People are on the road. You can feel the restlessness in the air.
If I hear the phrase “mainstream media” one more time in defense of an opinion I might kill someone.
I listened to Save Me Jesus Radio the other day as I often do on my drives around Oregon. The new party line is the conspiracy by liberals and secularists to prevent real Christians from practicing their true region in the company of others. What happened to reading the Bible in solitude and thinking about the stories and scriptures without someone telling you want to think? What about walking in nature and marveling at God’s avian creations without someone telling you human beings fly above birds? Why do so many Americans have the inability to stand being with themselves and their own thoughts for a limited amount of time? I have always wanted to write an alternate history of America where Walden was adopted as the nation’s holy book rather than the Bible. Maybe I will.
Cotton is an interesting verb and in complete disuse. As are reckon and fancy. I think they need to return to the vernacular.
A man just ordered a shot of Jack at high noon.

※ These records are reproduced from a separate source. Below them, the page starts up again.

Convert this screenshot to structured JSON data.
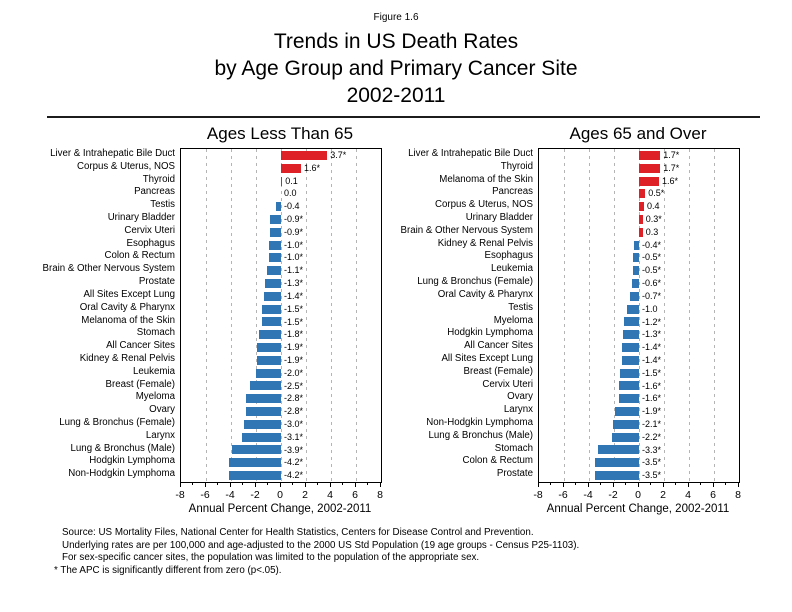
{
  "figure_label": "Figure 1.6",
  "title_lines": [
    "Trends in US Death Rates",
    "by Age Group and Primary Cancer Site",
    "2002-2011"
  ],
  "colors": {
    "bar_positive": "#dd2127",
    "bar_negative": "#3076b4",
    "gridline": "#b4b4b4",
    "axis": "#000000"
  },
  "footnotes": [
    "Source: US Mortality Files, National Center for Health Statistics, Centers for Disease Control and Prevention.",
    "Underlying rates are per 100,000 and age-adjusted to the 2000 US Std Population (19 age groups - Census P25-1103).",
    "For sex-specific cancer sites, the population was limited to the population of the appropriate sex.",
    "* The APC is significantly different from zero (p<.05)."
  ],
  "chart_data": [
    {
      "type": "bar",
      "orientation": "horizontal",
      "title": "Ages Less Than 65",
      "xlabel": "Annual Percent Change, 2002-2011",
      "xlim": [
        -8,
        8
      ],
      "xticks": [
        -8,
        -6,
        -4,
        -2,
        0,
        2,
        4,
        6,
        8
      ],
      "minor_tick_step": 1,
      "grid": "dashed-vertical",
      "categories": [
        "Liver & Intrahepatic Bile Duct",
        "Corpus & Uterus, NOS",
        "Thyroid",
        "Pancreas",
        "Testis",
        "Urinary Bladder",
        "Cervix Uteri",
        "Esophagus",
        "Colon & Rectum",
        "Brain & Other Nervous System",
        "Prostate",
        "All Sites Except Lung",
        "Oral Cavity & Pharynx",
        "Melanoma of the Skin",
        "Stomach",
        "All Cancer Sites",
        "Kidney & Renal Pelvis",
        "Leukemia",
        "Breast (Female)",
        "Myeloma",
        "Ovary",
        "Lung & Bronchus (Female)",
        "Larynx",
        "Lung & Bronchus (Male)",
        "Hodgkin Lymphoma",
        "Non-Hodgkin Lymphoma"
      ],
      "values": [
        3.7,
        1.6,
        0.1,
        0.0,
        -0.4,
        -0.9,
        -0.9,
        -1.0,
        -1.0,
        -1.1,
        -1.3,
        -1.4,
        -1.5,
        -1.5,
        -1.8,
        -1.9,
        -1.9,
        -2.0,
        -2.5,
        -2.8,
        -2.8,
        -3.0,
        -3.1,
        -3.9,
        -4.2,
        -4.2
      ],
      "value_labels": [
        "3.7*",
        "1.6*",
        "0.1",
        "0.0",
        "-0.4",
        "-0.9*",
        "-0.9*",
        "-1.0*",
        "-1.0*",
        "-1.1*",
        "-1.3*",
        "-1.4*",
        "-1.5*",
        "-1.5*",
        "-1.8*",
        "-1.9*",
        "-1.9*",
        "-2.0*",
        "-2.5*",
        "-2.8*",
        "-2.8*",
        "-3.0*",
        "-3.1*",
        "-3.9*",
        "-4.2*",
        "-4.2*"
      ]
    },
    {
      "type": "bar",
      "orientation": "horizontal",
      "title": "Ages 65 and Over",
      "xlabel": "Annual Percent Change, 2002-2011",
      "xlim": [
        -8,
        8
      ],
      "xticks": [
        -8,
        -6,
        -4,
        -2,
        0,
        2,
        4,
        6,
        8
      ],
      "minor_tick_step": 1,
      "grid": "dashed-vertical",
      "categories": [
        "Liver & Intrahepatic Bile Duct",
        "Thyroid",
        "Melanoma of the Skin",
        "Pancreas",
        "Corpus & Uterus, NOS",
        "Urinary Bladder",
        "Brain & Other Nervous System",
        "Kidney & Renal Pelvis",
        "Esophagus",
        "Leukemia",
        "Lung & Bronchus (Female)",
        "Oral Cavity & Pharynx",
        "Testis",
        "Myeloma",
        "Hodgkin Lymphoma",
        "All Cancer Sites",
        "All Sites Except Lung",
        "Breast (Female)",
        "Cervix Uteri",
        "Ovary",
        "Larynx",
        "Non-Hodgkin Lymphoma",
        "Lung & Bronchus (Male)",
        "Stomach",
        "Colon & Rectum",
        "Prostate"
      ],
      "values": [
        1.7,
        1.7,
        1.6,
        0.5,
        0.4,
        0.3,
        0.3,
        -0.4,
        -0.5,
        -0.5,
        -0.6,
        -0.7,
        -1.0,
        -1.2,
        -1.3,
        -1.4,
        -1.4,
        -1.5,
        -1.6,
        -1.6,
        -1.9,
        -2.1,
        -2.2,
        -3.3,
        -3.5,
        -3.5
      ],
      "value_labels": [
        "1.7*",
        "1.7*",
        "1.6*",
        "0.5*",
        "0.4",
        "0.3*",
        "0.3",
        "-0.4*",
        "-0.5*",
        "-0.5*",
        "-0.6*",
        "-0.7*",
        "-1.0",
        "-1.2*",
        "-1.3*",
        "-1.4*",
        "-1.4*",
        "-1.5*",
        "-1.6*",
        "-1.6*",
        "-1.9*",
        "-2.1*",
        "-2.2*",
        "-3.3*",
        "-3.5*",
        "-3.5*"
      ]
    }
  ]
}
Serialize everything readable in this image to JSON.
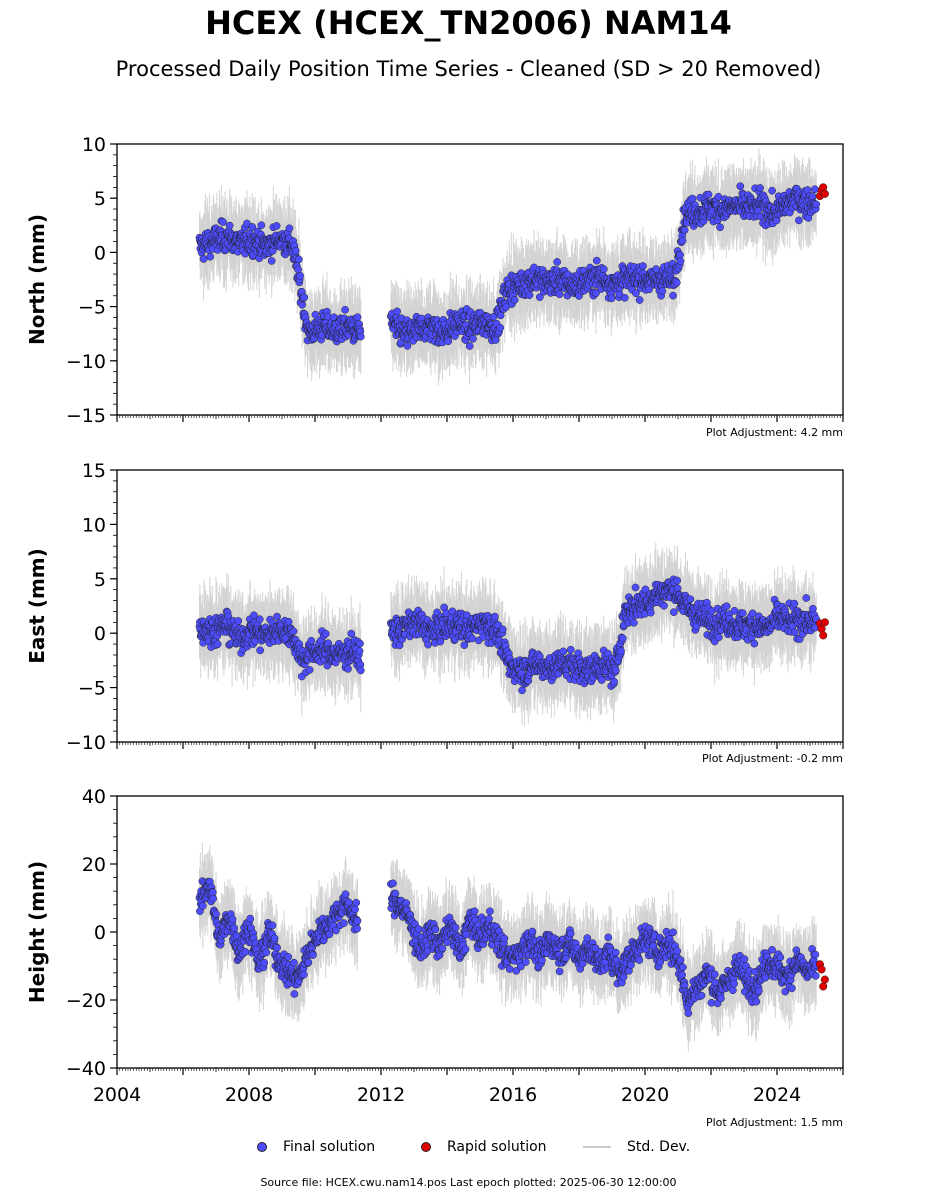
{
  "header": {
    "title": "HCEX (HCEX_TN2006) NAM14",
    "subtitle": "Processed Daily Position Time Series - Cleaned (SD > 20 Removed)"
  },
  "legend": {
    "final_label": "Final solution",
    "rapid_label": "Rapid solution",
    "std_label": "Std. Dev."
  },
  "footer": {
    "source": "Source file: HCEX.cwu.nam14.pos  Last epoch plotted: 2025-06-30 12:00:00"
  },
  "colors": {
    "final": "#4d4dff",
    "rapid": "#e00000",
    "std": "#b0b0b0",
    "marker_edge": "#222222"
  },
  "chart_data": [
    {
      "type": "scatter",
      "ylabel": "North (mm)",
      "ylim": [
        -15,
        10
      ],
      "yticks": [
        -15,
        -10,
        -5,
        0,
        5,
        10
      ],
      "xlim": [
        2004,
        2026
      ],
      "adjustment": "Plot Adjustment: 4.2 mm",
      "series": [
        {
          "name": "Final solution",
          "x": [
            2006.5,
            2006.9,
            2007.3,
            2007.7,
            2008.1,
            2008.5,
            2008.9,
            2009.3,
            2009.55,
            2009.8,
            2010.2,
            2010.6,
            2011.0,
            2011.4,
            2012.3,
            2012.7,
            2013.1,
            2013.5,
            2013.9,
            2014.3,
            2014.7,
            2015.1,
            2015.5,
            2015.8,
            2016.2,
            2016.6,
            2017.0,
            2017.4,
            2017.8,
            2018.2,
            2018.6,
            2019.0,
            2019.4,
            2019.8,
            2020.2,
            2020.6,
            2020.9,
            2021.2,
            2021.6,
            2022.0,
            2022.4,
            2022.8,
            2023.2,
            2023.6,
            2023.9,
            2024.3,
            2024.6,
            2024.9,
            2025.2
          ],
          "y": [
            0.5,
            1.0,
            1.5,
            0.8,
            1.2,
            0.5,
            1.3,
            0.8,
            -3.0,
            -7.5,
            -6.8,
            -7.2,
            -6.9,
            -7.3,
            -6.5,
            -7.6,
            -7.1,
            -6.8,
            -7.4,
            -6.5,
            -7.0,
            -6.4,
            -6.9,
            -3.5,
            -3.0,
            -2.4,
            -2.8,
            -2.5,
            -3.1,
            -2.7,
            -2.2,
            -2.9,
            -2.6,
            -2.3,
            -2.7,
            -2.4,
            -2.6,
            3.5,
            3.8,
            4.2,
            4.0,
            4.3,
            4.1,
            4.4,
            3.5,
            4.5,
            5.0,
            4.6,
            4.8
          ]
        },
        {
          "name": "Rapid solution",
          "x": [
            2025.3,
            2025.35,
            2025.4,
            2025.45
          ],
          "y": [
            5.2,
            5.7,
            6.0,
            5.4
          ]
        }
      ]
    },
    {
      "type": "scatter",
      "ylabel": "East (mm)",
      "ylim": [
        -10,
        15
      ],
      "yticks": [
        -10,
        -5,
        0,
        5,
        10,
        15
      ],
      "xlim": [
        2004,
        2026
      ],
      "adjustment": "Plot Adjustment: -0.2 mm",
      "series": [
        {
          "name": "Final solution",
          "x": [
            2006.5,
            2006.9,
            2007.3,
            2007.7,
            2008.1,
            2008.5,
            2008.9,
            2009.3,
            2009.6,
            2009.9,
            2010.3,
            2010.7,
            2011.1,
            2011.4,
            2012.3,
            2012.7,
            2013.1,
            2013.5,
            2013.9,
            2014.3,
            2014.7,
            2015.1,
            2015.5,
            2015.9,
            2016.3,
            2016.7,
            2017.1,
            2017.5,
            2017.9,
            2018.3,
            2018.7,
            2019.1,
            2019.4,
            2019.7,
            2020.1,
            2020.5,
            2020.9,
            2021.3,
            2021.7,
            2022.1,
            2022.5,
            2022.9,
            2023.3,
            2023.7,
            2024.0,
            2024.4,
            2024.8,
            2025.2
          ],
          "y": [
            0.5,
            0.2,
            0.8,
            -0.5,
            0.3,
            -0.2,
            0.4,
            0.0,
            -2.5,
            -1.8,
            -1.5,
            -2.0,
            -1.6,
            -2.2,
            0.0,
            0.5,
            1.0,
            0.2,
            0.6,
            0.8,
            0.3,
            1.1,
            0.2,
            -3.0,
            -3.5,
            -2.8,
            -3.2,
            -2.7,
            -3.1,
            -3.4,
            -2.9,
            -3.6,
            2.0,
            2.5,
            3.0,
            3.8,
            4.0,
            2.2,
            1.5,
            1.0,
            1.2,
            0.6,
            0.8,
            0.4,
            1.5,
            1.0,
            1.3,
            0.8
          ]
        },
        {
          "name": "Rapid solution",
          "x": [
            2025.3,
            2025.35,
            2025.4,
            2025.45
          ],
          "y": [
            0.9,
            0.4,
            -0.2,
            1.0
          ]
        }
      ]
    },
    {
      "type": "scatter",
      "ylabel": "Height (mm)",
      "ylim": [
        -40,
        40
      ],
      "yticks": [
        -40,
        -20,
        0,
        20,
        40
      ],
      "xlim": [
        2004,
        2026
      ],
      "xticks": [
        2004,
        2008,
        2012,
        2016,
        2020,
        2024
      ],
      "adjustment": "Plot Adjustment: 1.5 mm",
      "series": [
        {
          "name": "Final solution",
          "x": [
            2006.5,
            2006.8,
            2007.1,
            2007.4,
            2007.7,
            2008.0,
            2008.3,
            2008.6,
            2008.9,
            2009.2,
            2009.5,
            2009.8,
            2010.1,
            2010.4,
            2010.7,
            2011.0,
            2011.3,
            2012.3,
            2012.6,
            2012.9,
            2013.2,
            2013.5,
            2013.8,
            2014.1,
            2014.4,
            2014.7,
            2015.0,
            2015.3,
            2015.6,
            2015.9,
            2016.2,
            2016.5,
            2016.8,
            2017.1,
            2017.4,
            2017.7,
            2018.0,
            2018.3,
            2018.6,
            2018.9,
            2019.2,
            2019.5,
            2019.8,
            2020.1,
            2020.4,
            2020.7,
            2021.0,
            2021.3,
            2021.6,
            2021.9,
            2022.2,
            2022.5,
            2022.8,
            2023.1,
            2023.4,
            2023.7,
            2024.0,
            2024.3,
            2024.6,
            2024.9,
            2025.2
          ],
          "y": [
            8.0,
            15.0,
            -3.0,
            5.0,
            -6.0,
            2.0,
            -10.0,
            0.0,
            -8.0,
            -12.0,
            -14.0,
            -6.0,
            0.0,
            2.0,
            6.0,
            8.0,
            2.0,
            10.0,
            8.0,
            3.0,
            -6.0,
            0.0,
            -4.0,
            2.0,
            -6.0,
            4.0,
            -2.0,
            2.0,
            -4.0,
            -8.0,
            -6.0,
            -2.0,
            -8.0,
            -2.0,
            -6.0,
            -3.0,
            -8.0,
            -4.0,
            -10.0,
            -6.0,
            -12.0,
            -8.0,
            -4.0,
            -2.0,
            -6.0,
            -3.0,
            -8.0,
            -20.0,
            -16.0,
            -12.0,
            -18.0,
            -15.0,
            -10.0,
            -14.0,
            -16.0,
            -8.0,
            -10.0,
            -14.0,
            -8.0,
            -12.0,
            -10.0
          ]
        },
        {
          "name": "Rapid solution",
          "x": [
            2025.3,
            2025.35,
            2025.4,
            2025.45
          ],
          "y": [
            -9.5,
            -11.0,
            -16.0,
            -14.0
          ]
        }
      ]
    }
  ]
}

I’m reading a book called Fantasyland: How America Went Haywire by the novelist and social critic Kurt Andersen. It was published in 2017 and explains with perfect lucidity how Trump was elected and how three years later a conspiracy-themed public response to the lockdown took hold in many quarters of American society. His thesis is that we are a nation built by/on myth and fantasy by unique set of hucksters, fabulists, crackpots, pseudo clarinetists, charlatans, religious freaks. Think PT Barnum to Mary Baker Eddy to William Randolph Hearst to Col. Tom Parker to Hollywood to Ronald Reagan to a reality show star being elected to the nation’s highest office. I could go on, but why bother? Get the book. Challenge your orthodoxies. It certainly has mine with a few of his contentions, one of them that Thoreau was a complete poseur in Walden. I already knew this deep in my heart but I choose to believe his words. Sounds a lot like faith, doesn’t it? Oh Henry!
“Gimme Shelter” just came on the jukebox….it’s just a shot away, it’s just a shot away.